- Born: Yolanda Rose Brown May 20, 1986 Milwaukee, Wisconsin, U.S.
- Died: October 19, 2007 (aged 21) Milwaukee, Wisconsin, U.S.
- Cause of death: Homicide
- Resting place: Graceland Cemetery in Milwaukee, Wisconsin, U.S.
- Children: 1

= Yolanda Brown (singer) =

American contemporary R&B singer

Yolanda Rose "LaLa" Brown (May 20, 1986 – October 19, 2007) was an American R&B singer best known for being featured on the track
"S.E.X." with Lyfe Jennings, which reached No. 3 on the Billboard Hot R&B/Hip-Hop Songs chart and peaked at No. 37 on the Billboard Hot 100 in October 2006. Brown and her record producer JeTannue "Kool Aid" Clayborn were murdered on October 19, 2007, at a recording studio in Milwaukee, Wisconsin. The case remains unsolved.

==Early life==
Yolanda Rose "LaLa" Brown was born on May 20, 1986, in Milwaukee, Wisconsin, to Maria and William Brown. Brown's mother is of Mexican descent. Her father is African American. She was the youngest of five children. Her parents had stated that she had a talent for entertainment "from her first steps, always singing and dancing around the house." Therefore, it was no surprise to those who knew her when she began to pursue a career in music. At the age of eleven, Brown started singing professionally, using the stage name "Pre-mere"; she often sang at weddings and, later, various bars. She attended Frederick Douglass Elementary School, Jackie Robinson Middle School, and Milwaukee High School of the Arts. At the age of 16, in 2002, Brown gave birth to a daughter, Amirah Airreal Brown. She also loved giving back to her community.

== Career ==
In fall 2005, Brown traveled to Atlanta, Georgia in hopes of furthering her career, believing there she would have a better chance to meet artists, producers, and songwriters who could assist her. Brown finally got the big break she was hoping for when R&B singer-songwriter Lyfe Jennings asked her to be on his new track "S.E.X." She was a featured singer and appeared in the music video. The track "S.E.X." was a cautionary tale warning adolescent girls about the pitfalls and dangers of unprotected sex and appeared on his second studio album The Phoenix. She then toured with Jennings, but was released following a disagreement with him. In June 2007, Brown returned to Milwaukee, still set on becoming a solo artist and began working on her debut album. Brown recorded three songs, "I'm Feeling It", "Rescue Me", and "Give Them What They Want", the latter a song many believe is autobiographical. Those songs were all released prior to her death.

== Death ==
On October 22, 2007, Brown and her record producer/boyfriend, JeTannue "Kool-Aid" Clayborn, were discovered by Clayborn's brother, shot and killed by an unknown gunman in the Loud Enuff Productionz recording studio in Milwaukee. Both had been dead at least 3 days before they were discovered, with the date of the murder later determined to be October 19, 2007. Although autopsies were performed on both Brown and Clayborn, results were never released. Brown was survived by her mother, father, siblings, as well as her daughter.
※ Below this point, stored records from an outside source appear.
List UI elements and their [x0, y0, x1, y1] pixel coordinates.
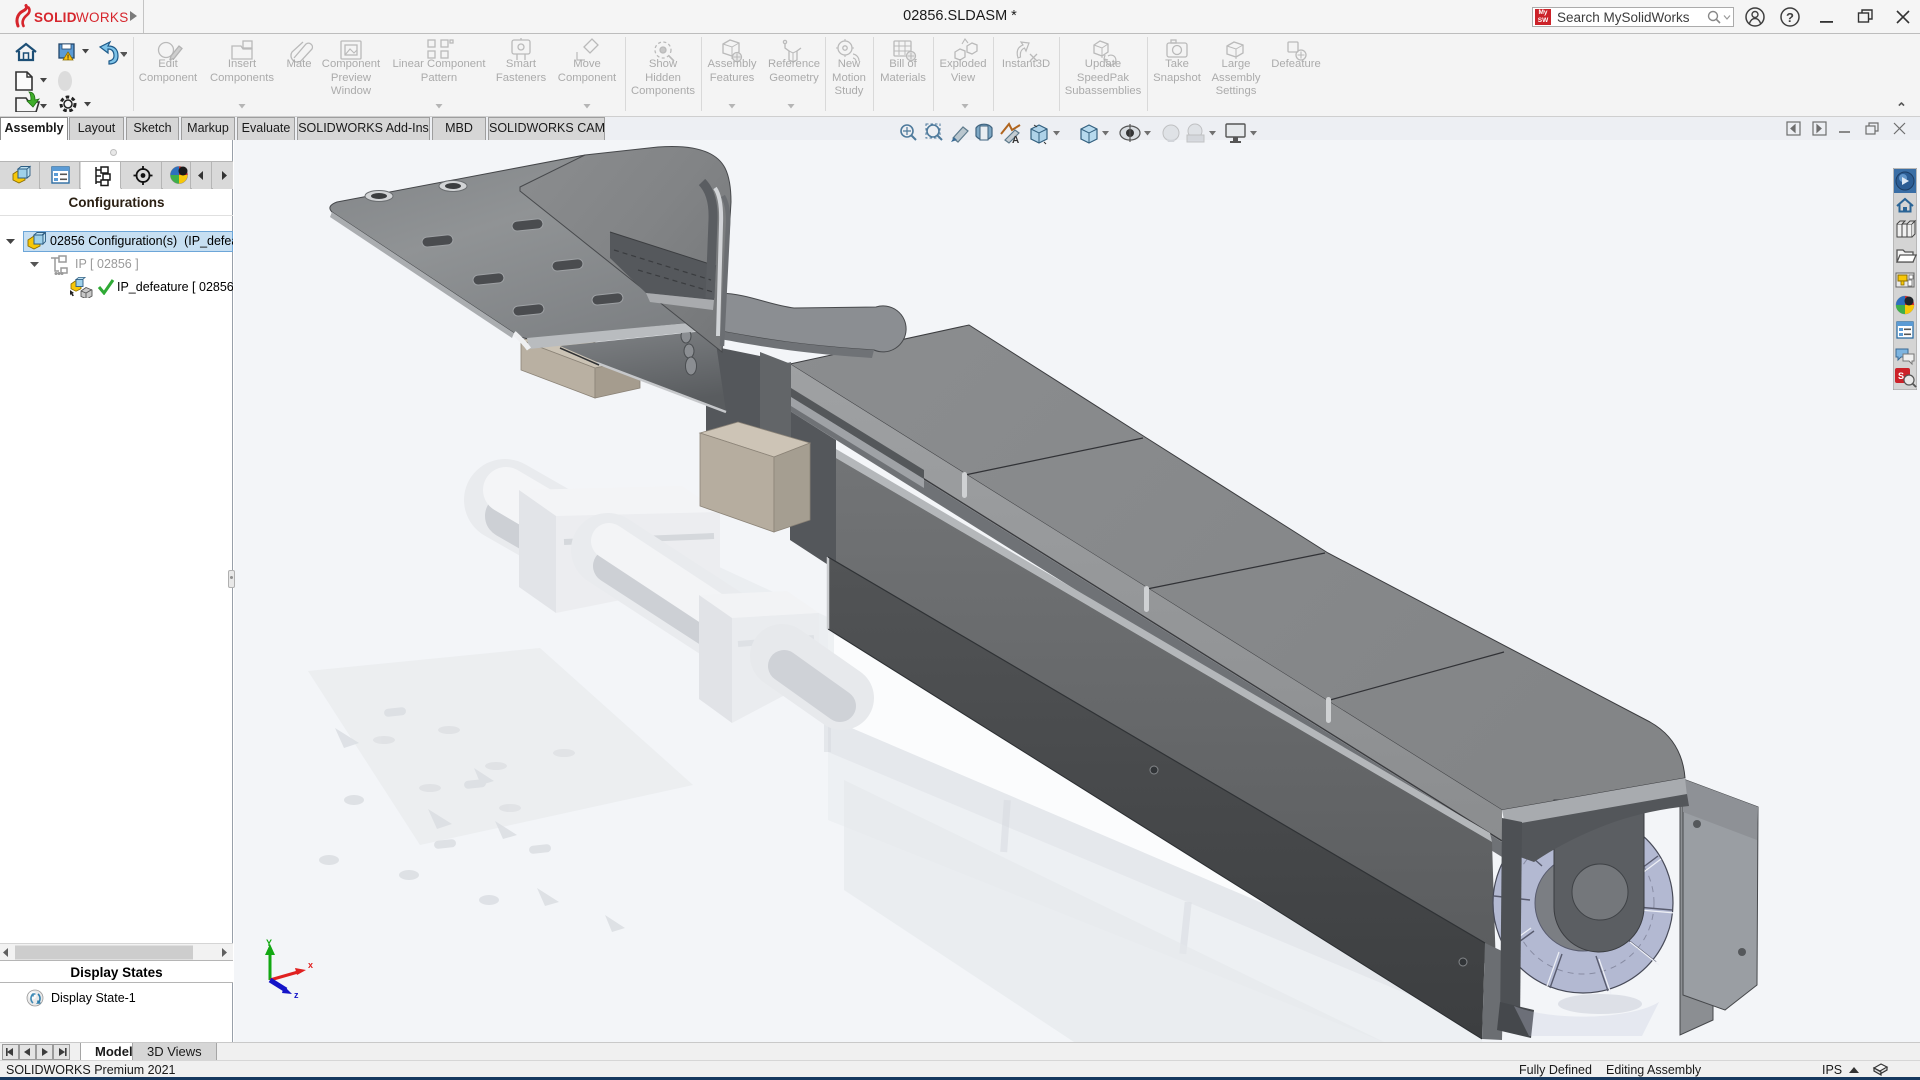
svg-text:S: S — [1898, 371, 1904, 381]
svg-text:A: A — [1012, 135, 1019, 146]
svg-text:SOLID: SOLID — [34, 10, 77, 25]
svg-text:?: ? — [1786, 10, 1794, 25]
svg-text:Y: Y — [266, 938, 272, 948]
svg-text:WORKS: WORKS — [76, 10, 129, 25]
svg-text:z: z — [294, 990, 299, 998]
svg-text:x: x — [308, 960, 313, 970]
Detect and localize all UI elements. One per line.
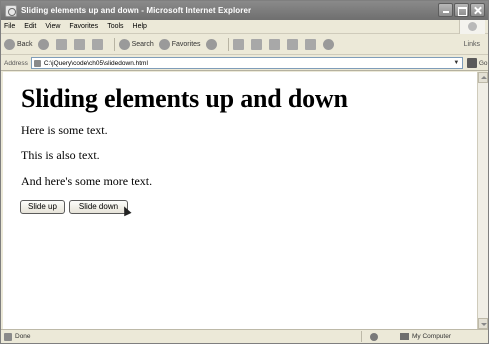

Brown's funeral was held on October 25, 2007, at the Mason Temple Church of God in Christ, Milwaukee. Hundreds of people attended, including Lyfe Jennings. Burial followed at Graceland Cemetery in Milwaukee. The case was featured on America's Most Wanted in February 2010. On October 22, 2012, TV One aired a Celebrity Crime Files episode about Brown's life and death. As of August 2024, the case has not been solved and police continue to search for a suspect and motive for the killings.